PUTRAJAYA, April 22 ― M. Indira Gandhi today received a fresh shot at having the courts compel the Inspector-General of Police (IGP) to find and return her child that was taken by her Muslim convert ex-husband six years ago.

Her lawyer M. Kulasegaran said the Federal Court granted his client leave this morning to appeal against a previous court ruling that decided against compelling the police to find the child Prasana Diksa.

He said he hopes seven judges will sit on the Federal Court bench to hear this case, instead of the usual five judges at the country's highest court.

“We are very happy that the Federal Court allowed a very important point of law to be fully ventilated, to be argued and we hope a full bench will sit to hear this case,” he told reporters here.

Advertisement

Aston Paiva, who also represented Indira, spoke of the high stakes involved in this appeal hearing.

“If we are not successful at the end of the day to get mandamus, we have to accept the fact that she'll never get to see her daughter again,” he told reporters.

“Unless until one day, when the daughter is older, she comes to the mother and says 'I heard about this'...We don't even know where the husband is,” he added.

Advertisement

The mandamus order is crucial to get the IGP to enforce two court orders ― an arrest warrant against Indira's estranged husband Mohd Ridzuan Abdullah who is in contempt of court for not returning the child and a recovery order to get the police to track down and return the child to Indira.
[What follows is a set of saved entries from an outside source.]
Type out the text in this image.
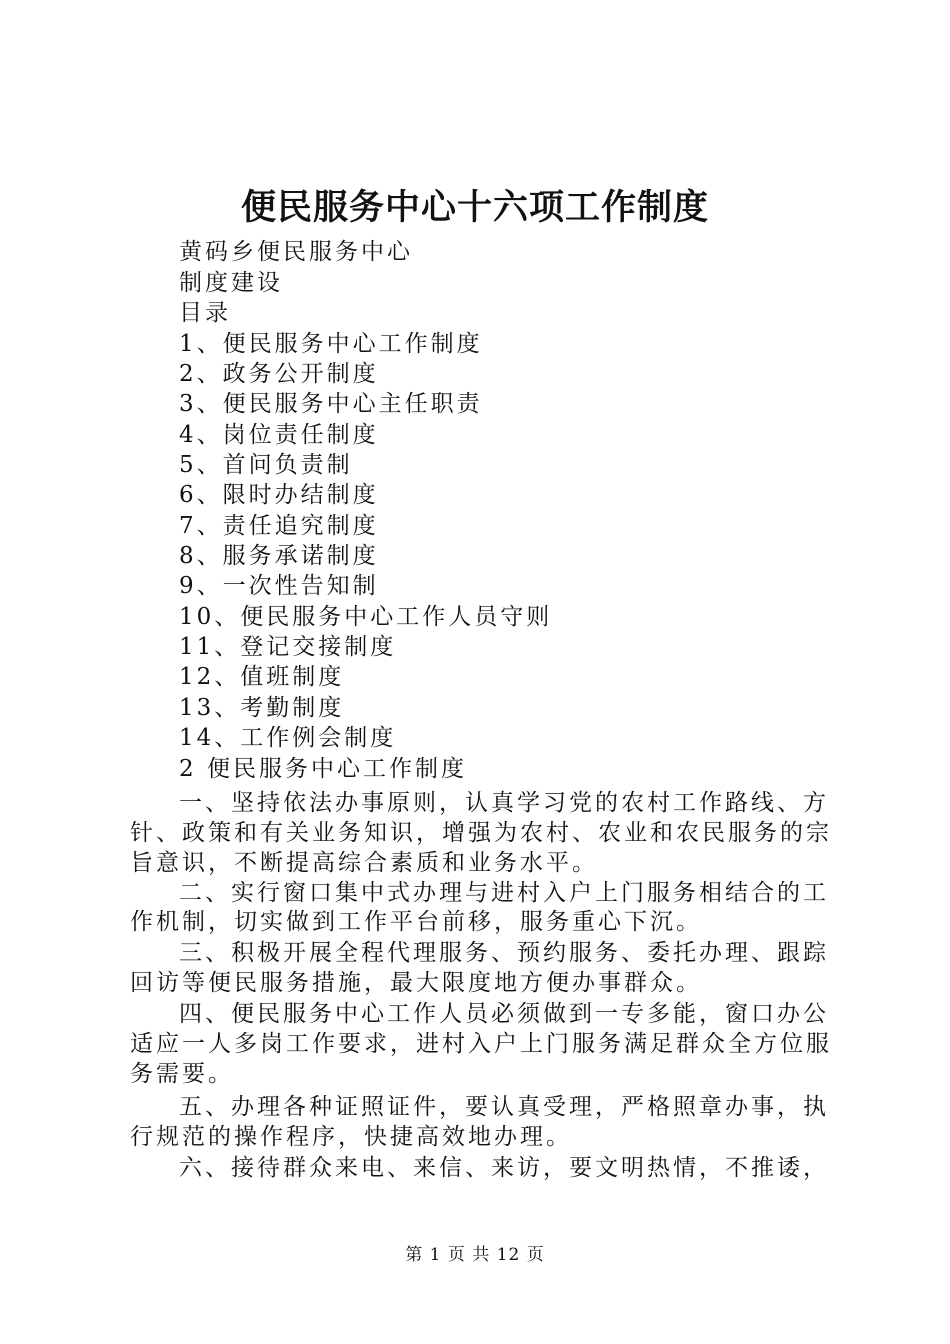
便民服务中心十六项工作制度
黄码乡便民服务中心
制度建设
目录
1、便民服务中心工作制度
2、政务公开制度
3、便民服务中心主任职责
4、岗位责任制度
5、首问负责制
6、限时办结制度
7、责任追究制度
8、服务承诺制度
9、一次性告知制
10、便民服务中心工作人员守则
11、登记交接制度
12、值班制度
13、考勤制度
14、工作例会制度
2 便民服务中心工作制度
一、坚持依法办事原则，认真学习党的农村工作路线、方
针、政策和有关业务知识，增强为农村、农业和农民服务的宗
旨意识，不断提高综合素质和业务水平。
二、实行窗口集中式办理与进村入户上门服务相结合的工
作机制，切实做到工作平台前移，服务重心下沉。
三、积极开展全程代理服务、预约服务、委托办理、跟踪
回访等便民服务措施，最大限度地方便办事群众。
四、便民服务中心工作人员必须做到一专多能，窗口办公
适应一人多岗工作要求，进村入户上门服务满足群众全方位服
务需要。
五、办理各种证照证件，要认真受理，严格照章办事，执
行规范的操作程序，快捷高效地办理。
六、接待群众来电、来信、来访，要文明热情，不推诿，
第 1 页 共 12 页
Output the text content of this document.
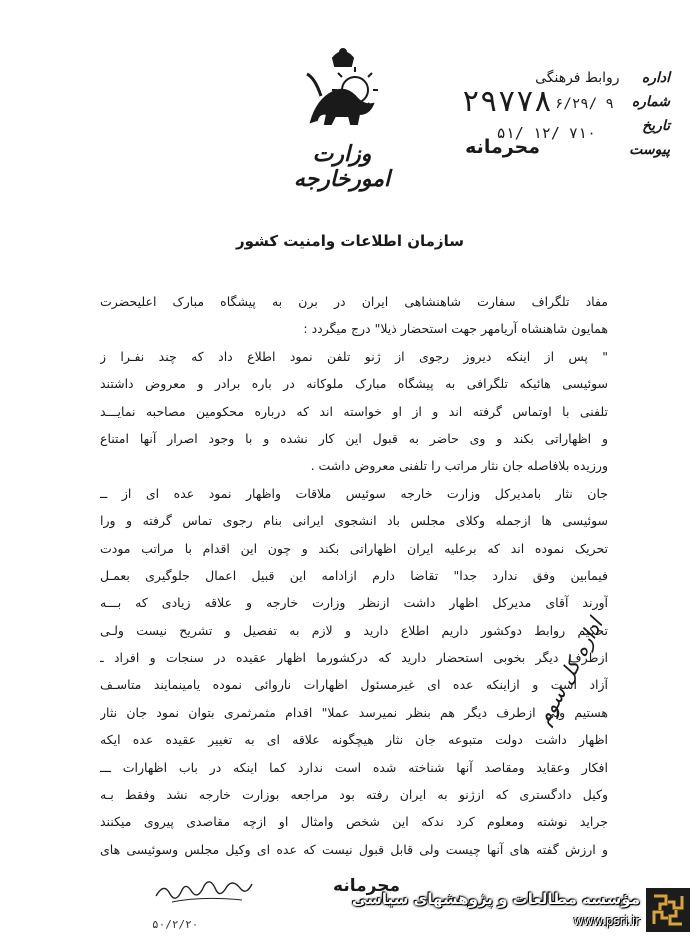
وزارت امورخارجه
اداره روابط فرهنگی
شماره
تاریخ
پیوست
۲۹۷۷۸ ۶/۲۹/ ۹
۵۱/ ۱۲/ ۷۱۰
محرمانه
سازمان اطلاعات وامنیت کشور
مفاد تلگراف سفارت شاهنشاهی ایران در برن به پیشگاه مبارک اعلیحضرت
همایون شاهنشاه آریامهر جهت استحضار ذیلا" درج میگردد :
" پس از اینکه دیروز رجوی از ژنو تلفن نمود اطلاع داد که چند نفـرا ز
سوئیسی هائیکه تلگرافی به پیشگاه مبارک ملوکانه در باره برادر و معروض داشتند
تلفنی با اوتماس گرفته اند و از او خواسته اند که درباره محکومین مصاحبه نمایـــد
و اظهاراتی بکند و وی حاضر به قبول این کار نشده و با وجود اصرار آنها امتناع
ورزیده بلافاصله جان نثار مراتب را تلفنی معروض داشت .
جان نثار بامدیرکل وزارت خارجه سوئیس ملاقات واظهار نمود عده ای از ــ
سوئیسی ها ازجمله وکلای مجلس باد انشجوی ایرانی بنام رجوی تماس گرفته و ورا
تحریک نموده اند که برعلیه ایران اظهاراتی بکند و چون این اقدام با مراتب مودت
فیمابین وفق ندارد جدا" تقاضا دارم ازادامه این قبیل اعمال جلوگیری بعمـل
آورند آقای مدیرکل اظهار داشت ازنظر وزارت خارجه و علاقه زیادی که بـــه
تحکیم روابط دوکشور داریم اطلاع دارید و لازم به تفصیل و تشریح نیست ولـی
ازطرف دیگر بخوبی استحضار دارید که درکشورما اظهار عقیده در سنجات و افراد ـ
آزاد است و ازاینکه عده ای غیرمسئول اظهارات ناروائی نموده یامینمایند متاسـف
هستیم ولی ازطرف دیگر هم بنظر نمیرسد عملا" اقدام مثمرثمری بتوان نمود جان نثار
اظهار داشت دولت متبوعه جان نثار هیچگونه علاقه ای به تغییر عقیده عده ایکه
افکار وعقاید ومقاصد آنها شناخته شده است ندارد کما اینکه در باب اظهارات ـــ
وکیل دادگستری که ازژنو به ایران رفته بود مراجعه بوزارت خارجه نشد وفقط بـه
جراید نوشته ومعلوم کرد ندکه این شخص وامثال او ازچه مقاصدی پیروی میکنند
و ارزش گفته های آنها چیست ولی قابل قبول نیست که عده ای وکیل مجلس وسوئیسی های
اداره کل سوم
محرمانه
۵۰/۲/۲۰
مؤسسه مطالعات و پژوهشهای سیاسی
www.psri.ir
Kulasegaran said a strong message must be sent to the IGP that he has no discretion to choose which court orders to enforce, adding: “Any orders of the court, a policeman must comply within the meaning of the Police Act and the discretion is not with him.”

Indira, whose daughter was barely a year old when her estranged husband ran off with the child, told reporters that her child turned seven on April 8 this year.

She confirmed she was unable to speak to her child and could only send a text message to the estranged husband's phone. She did not receive a response from Mohd Ridzuan.

“I think it's not so difficult for the IGP to instruct his police force to do so, and we really, really hope the baby comes back,” an emotional Indira said.

The date for the appeal hearing at the Federal Court has yet to be fixed.

Today's Federal Court panel was headed by Chief Judge of Malaya Tan Sri Zulkefli Ahmad Makinudin. The other four judges are Tan Sri Abdull Hamid Embong, Tan Sri Suriyadi Halim Omar, Tan Sri Ahmad Haji Maarop and Datuk Zaharah Ibrahim.

In the long drawn-out child custody battle, Indira won full custody of her three children in the Ipoh High Court in 2010, with the same civil court issuing a recovery order in her favour.

Mohd Ridzuan’s bid to appeal against the High Court’s custody order in favour of Indira was previously dismissed in both the Court of Appeal and Federal Court.

The Ipoh High Court had also previously nullified the Shariah court’s custody order in favour of Mohd Ridzuan and subsequently issued a mandamus order compelling the IGP to act.

The mandamus order came after the IGP said the police is caught between two conflicting jurisdictions of the civil court and Shariah court - with both courts granting child custody to different parents.

Last December, the Court of Appeal delivered a 2-1 decision dismissing the Ipoh High Court’s mandamus order to the IGP to enforce the arrest warrant and recovery order.